One of the Bank of Japan’s mandates is currency control, so its moves are key for the Yen. The BoJ has directly intervened in currency markets sometimes, generally to lower the value of the Yen, although it refrains from doing it often due to political concerns of its main trading partners. The current BoJ ultra-loose monetary policy, based on massive stimulus to the economy, has caused the Yen to depreciate against its main currency peers. This process has exacerbated more recently due to an increasing policy divergence between the Bank of Japan and other main central banks, which have opted to increase interest rates sharply to fight decades-high levels of inflation.

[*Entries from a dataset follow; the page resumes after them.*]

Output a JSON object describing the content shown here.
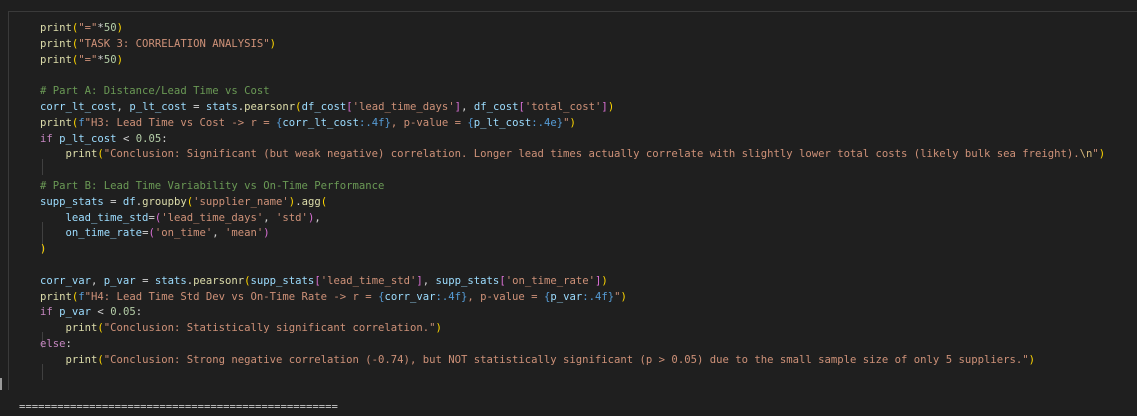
{
  "code_lines": [
    [
      {
        "t": "print",
        "c": "fn"
      },
      {
        "t": "(",
        "c": "br1"
      },
      {
        "t": "\"=\"",
        "c": "str"
      },
      {
        "t": "*",
        "c": "op"
      },
      {
        "t": "50",
        "c": "num"
      },
      {
        "t": ")",
        "c": "br1"
      }
    ],
    [
      {
        "t": "print",
        "c": "fn"
      },
      {
        "t": "(",
        "c": "br1"
      },
      {
        "t": "\"TASK 3: CORRELATION ANALYSIS\"",
        "c": "str"
      },
      {
        "t": ")",
        "c": "br1"
      }
    ],
    [
      {
        "t": "print",
        "c": "fn"
      },
      {
        "t": "(",
        "c": "br1"
      },
      {
        "t": "\"=\"",
        "c": "str"
      },
      {
        "t": "*",
        "c": "op"
      },
      {
        "t": "50",
        "c": "num"
      },
      {
        "t": ")",
        "c": "br1"
      }
    ],
    [],
    [
      {
        "t": "# Part A: Distance/Lead Time vs Cost",
        "c": "cm"
      }
    ],
    [
      {
        "t": "corr_lt_cost",
        "c": "var"
      },
      {
        "t": ", ",
        "c": "op"
      },
      {
        "t": "p_lt_cost",
        "c": "var"
      },
      {
        "t": " = ",
        "c": "op"
      },
      {
        "t": "stats",
        "c": "var"
      },
      {
        "t": ".",
        "c": "op"
      },
      {
        "t": "pearsonr",
        "c": "fn"
      },
      {
        "t": "(",
        "c": "br1"
      },
      {
        "t": "df_cost",
        "c": "var"
      },
      {
        "t": "[",
        "c": "br2"
      },
      {
        "t": "'lead_time_days'",
        "c": "str"
      },
      {
        "t": "]",
        "c": "br2"
      },
      {
        "t": ", ",
        "c": "op"
      },
      {
        "t": "df_cost",
        "c": "var"
      },
      {
        "t": "[",
        "c": "br2"
      },
      {
        "t": "'total_cost'",
        "c": "str"
      },
      {
        "t": "]",
        "c": "br2"
      },
      {
        "t": ")",
        "c": "br1"
      }
    ],
    [
      {
        "t": "print",
        "c": "fn"
      },
      {
        "t": "(",
        "c": "br1"
      },
      {
        "t": "f",
        "c": "ph"
      },
      {
        "t": "\"H3: Lead Time vs Cost -> r = ",
        "c": "str"
      },
      {
        "t": "{",
        "c": "ph"
      },
      {
        "t": "corr_lt_cost",
        "c": "var"
      },
      {
        "t": ":.4f",
        "c": "ph"
      },
      {
        "t": "}",
        "c": "ph"
      },
      {
        "t": ", p-value = ",
        "c": "str"
      },
      {
        "t": "{",
        "c": "ph"
      },
      {
        "t": "p_lt_cost",
        "c": "var"
      },
      {
        "t": ":.4e",
        "c": "ph"
      },
      {
        "t": "}",
        "c": "ph"
      },
      {
        "t": "\"",
        "c": "str"
      },
      {
        "t": ")",
        "c": "br1"
      }
    ],
    [
      {
        "t": "if",
        "c": "kw"
      },
      {
        "t": " ",
        "c": "op"
      },
      {
        "t": "p_lt_cost",
        "c": "var"
      },
      {
        "t": " < ",
        "c": "op"
      },
      {
        "t": "0.05",
        "c": "num"
      },
      {
        "t": ":",
        "c": "op"
      }
    ],
    [
      {
        "t": "    ",
        "c": "op"
      },
      {
        "t": "print",
        "c": "fn"
      },
      {
        "t": "(",
        "c": "br1"
      },
      {
        "t": "\"Conclusion: Significant (but weak negative) correlation. Longer lead times actually correlate with slightly lower total costs (likely bulk sea freight).",
        "c": "str"
      },
      {
        "t": "\\n",
        "c": "esc"
      },
      {
        "t": "\"",
        "c": "str"
      },
      {
        "t": ")",
        "c": "br1"
      }
    ],
    [],
    [
      {
        "t": "# Part B: Lead Time Variability vs On-Time Performance",
        "c": "cm"
      }
    ],
    [
      {
        "t": "supp_stats",
        "c": "var"
      },
      {
        "t": " = ",
        "c": "op"
      },
      {
        "t": "df",
        "c": "var"
      },
      {
        "t": ".",
        "c": "op"
      },
      {
        "t": "groupby",
        "c": "fn"
      },
      {
        "t": "(",
        "c": "br1"
      },
      {
        "t": "'supplier_name'",
        "c": "str"
      },
      {
        "t": ")",
        "c": "br1"
      },
      {
        "t": ".",
        "c": "op"
      },
      {
        "t": "agg",
        "c": "fn"
      },
      {
        "t": "(",
        "c": "br1"
      }
    ],
    [
      {
        "t": "    ",
        "c": "op"
      },
      {
        "t": "lead_time_std",
        "c": "var"
      },
      {
        "t": "=",
        "c": "op"
      },
      {
        "t": "(",
        "c": "br2"
      },
      {
        "t": "'lead_time_days'",
        "c": "str"
      },
      {
        "t": ", ",
        "c": "op"
      },
      {
        "t": "'std'",
        "c": "str"
      },
      {
        "t": ")",
        "c": "br2"
      },
      {
        "t": ",",
        "c": "op"
      }
    ],
    [
      {
        "t": "    ",
        "c": "op"
      },
      {
        "t": "on_time_rate",
        "c": "var"
      },
      {
        "t": "=",
        "c": "op"
      },
      {
        "t": "(",
        "c": "br2"
      },
      {
        "t": "'on_time'",
        "c": "str"
      },
      {
        "t": ", ",
        "c": "op"
      },
      {
        "t": "'mean'",
        "c": "str"
      },
      {
        "t": ")",
        "c": "br2"
      }
    ],
    [
      {
        "t": ")",
        "c": "br1"
      }
    ],
    [],
    [
      {
        "t": "corr_var",
        "c": "var"
      },
      {
        "t": ", ",
        "c": "op"
      },
      {
        "t": "p_var",
        "c": "var"
      },
      {
        "t": " = ",
        "c": "op"
      },
      {
        "t": "stats",
        "c": "var"
      },
      {
        "t": ".",
        "c": "op"
      },
      {
        "t": "pearsonr",
        "c": "fn"
      },
      {
        "t": "(",
        "c": "br1"
      },
      {
        "t": "supp_stats",
        "c": "var"
      },
      {
        "t": "[",
        "c": "br2"
      },
      {
        "t": "'lead_time_std'",
        "c": "str"
      },
      {
        "t": "]",
        "c": "br2"
      },
      {
        "t": ", ",
        "c": "op"
      },
      {
        "t": "supp_stats",
        "c": "var"
      },
      {
        "t": "[",
        "c": "br2"
      },
      {
        "t": "'on_time_rate'",
        "c": "str"
      },
      {
        "t": "]",
        "c": "br2"
      },
      {
        "t": ")",
        "c": "br1"
      }
    ],
    [
      {
        "t": "print",
        "c": "fn"
      },
      {
        "t": "(",
        "c": "br1"
      },
      {
        "t": "f",
        "c": "ph"
      },
      {
        "t": "\"H4: Lead Time Std Dev vs On-Time Rate -> r = ",
        "c": "str"
      },
      {
        "t": "{",
        "c": "ph"
      },
      {
        "t": "corr_var",
        "c": "var"
      },
      {
        "t": ":.4f",
        "c": "ph"
      },
      {
        "t": "}",
        "c": "ph"
      },
      {
        "t": ", p-value = ",
        "c": "str"
      },
      {
        "t": "{",
        "c": "ph"
      },
      {
        "t": "p_var",
        "c": "var"
      },
      {
        "t": ":.4f",
        "c": "ph"
      },
      {
        "t": "}",
        "c": "ph"
      },
      {
        "t": "\"",
        "c": "str"
      },
      {
        "t": ")",
        "c": "br1"
      }
    ],
    [
      {
        "t": "if",
        "c": "kw"
      },
      {
        "t": " ",
        "c": "op"
      },
      {
        "t": "p_var",
        "c": "var"
      },
      {
        "t": " < ",
        "c": "op"
      },
      {
        "t": "0.05",
        "c": "num"
      },
      {
        "t": ":",
        "c": "op"
      }
    ],
    [
      {
        "t": "    ",
        "c": "op"
      },
      {
        "t": "print",
        "c": "fn"
      },
      {
        "t": "(",
        "c": "br1"
      },
      {
        "t": "\"Conclusion: Statistically significant correlation.\"",
        "c": "str"
      },
      {
        "t": ")",
        "c": "br1"
      }
    ],
    [
      {
        "t": "else",
        "c": "kw"
      },
      {
        "t": ":",
        "c": "op"
      }
    ],
    [
      {
        "t": "    ",
        "c": "op"
      },
      {
        "t": "print",
        "c": "fn"
      },
      {
        "t": "(",
        "c": "br1"
      },
      {
        "t": "\"Conclusion: Strong negative correlation (-0.74), but NOT statistically significant (p > 0.05) due to the small sample size of only 5 suppliers.\"",
        "c": "str"
      },
      {
        "t": ")",
        "c": "br1"
      }
    ]
  ],
  "output_text": "==================================================",
  "colors": {
    "background": "#1f1f1f",
    "function": "#dcdcaa",
    "string": "#ce9178",
    "variable": "#9cdcfe",
    "comment": "#6a9955",
    "keyword": "#c586c0",
    "number": "#b5cea8",
    "bracket_level1": "#ffd700",
    "bracket_level2": "#da70d6"
  }
}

The BoJ’s stance of sticking to ultra-loose monetary policy has led to a widening policy divergence with other central banks, particularly with the US Federal Reserve. This supports a widening of the differential between the 10-year US and Japanese bonds, which favors the US Dollar against the Japanese Yen.
The Japanese Yen is often seen as a safe-haven investment. This means that in times of market stress, investors are more likely to put their money in the Japanese currency due to its supposed reliability and stability. Turbulent times are likely to strengthen the Yen’s value against other currencies seen as more risky to invest in.